You Can’t Do Everything Alone

Being a ‘lone wolf’ might sound cool, but sometimes we all need a little help and that’s okay.

When I was on one of the most difficult sections of my run up the volcano, I was terrified. I have a huge fear of heights and in this particular section, it was super steep. I felt like if I lost my footing, I would’ve just kept tumbling and fallen off the side into the abyss.

I tried not to look down and to focus on the run. But my feet started shaking. I couldn’t seem to conquer the fear.

Then these two, tough-looking, older and more experienced guys joined me. They taught me that if I bent down on my knees and looked at the steepness from a different angle than it wasn’t so intimidating.

They told me funny stories and encouraged me right to the end. One of the most important things I learned from running up that volcano, is that sometimes you can’t do it all on your own.
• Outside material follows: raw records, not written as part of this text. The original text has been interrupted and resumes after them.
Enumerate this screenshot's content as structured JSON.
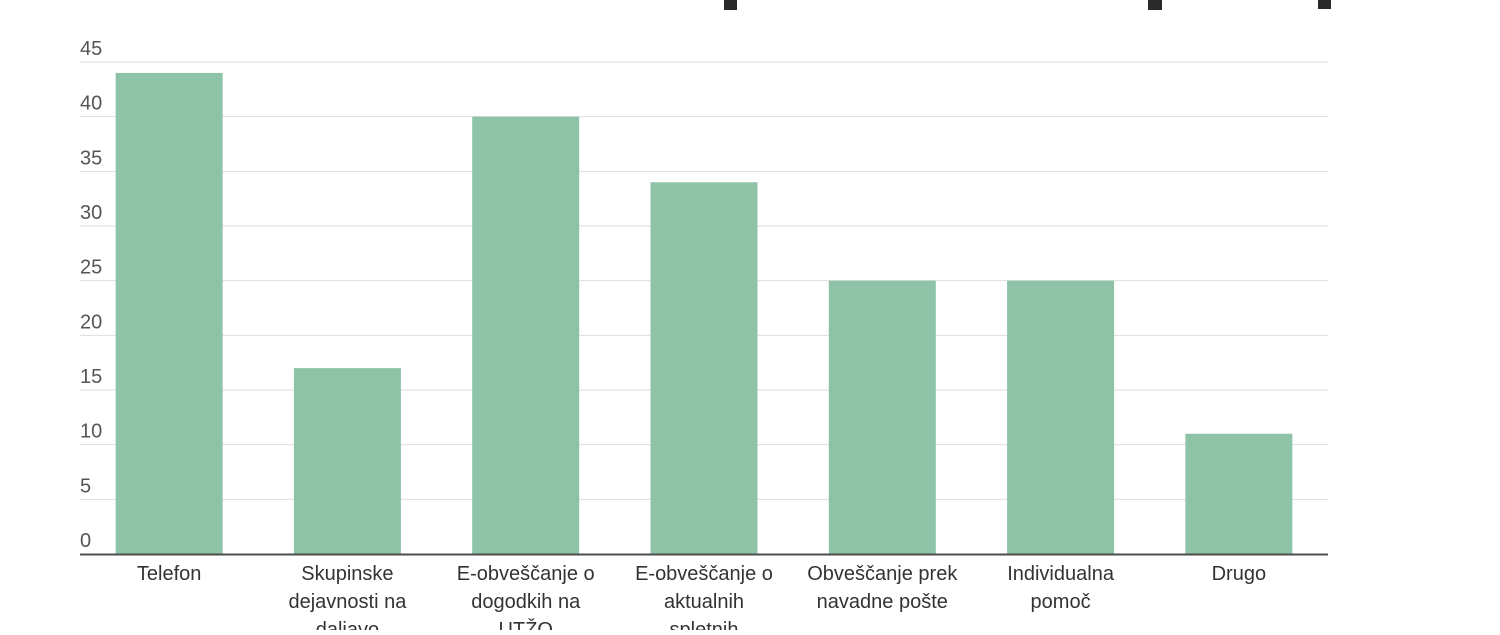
{
  "chart_data": {
    "type": "bar",
    "title": "",
    "xlabel": "",
    "ylabel": "",
    "categories": [
      "Telefon",
      "Skupinske dejavnosti na daljavo",
      "E-obveščanje o dogodkih na UTŽO",
      "E-obveščanje o aktualnih spletnih",
      "Obveščanje prek navadne pošte",
      "Individualna pomoč",
      "Drugo"
    ],
    "category_lines": [
      [
        "Telefon"
      ],
      [
        "Skupinske",
        "dejavnosti na",
        "daljavo"
      ],
      [
        "E-obveščanje o",
        "dogodkih na",
        "UTŽO"
      ],
      [
        "E-obveščanje o",
        "aktualnih",
        "spletnih"
      ],
      [
        "Obveščanje prek",
        "navadne pošte"
      ],
      [
        "Individualna",
        "pomoč"
      ],
      [
        "Drugo"
      ]
    ],
    "values": [
      44,
      17,
      40,
      34,
      25,
      25,
      11
    ],
    "ylim": [
      0,
      45
    ],
    "yticks": [
      "0",
      "5",
      "10",
      "15",
      "20",
      "25",
      "30",
      "35",
      "40",
      "45"
    ],
    "grid": true,
    "bar_color": "#8fc3a7"
  }
}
Also, shout out to you Billy, you were with me every step of the way, brother.

I learned to cope with steepness whilst running up El Misti volcano
This picture shows the steepness of that section

It’s Worth It

So, you’ve almost finished reading this article, and hopefully, I’ve made you think about taking on your own challenge. But you might be thinking, “This all sounds so gut-wrenchingly difficult. Why go through all this effort anyway?”

Because…when you have trained so hard for so long and you tried something that you honestly didn’t think you could do, and people told you it was stupid and you had a million doubts and set-backs along the way, but…you actually did the thing.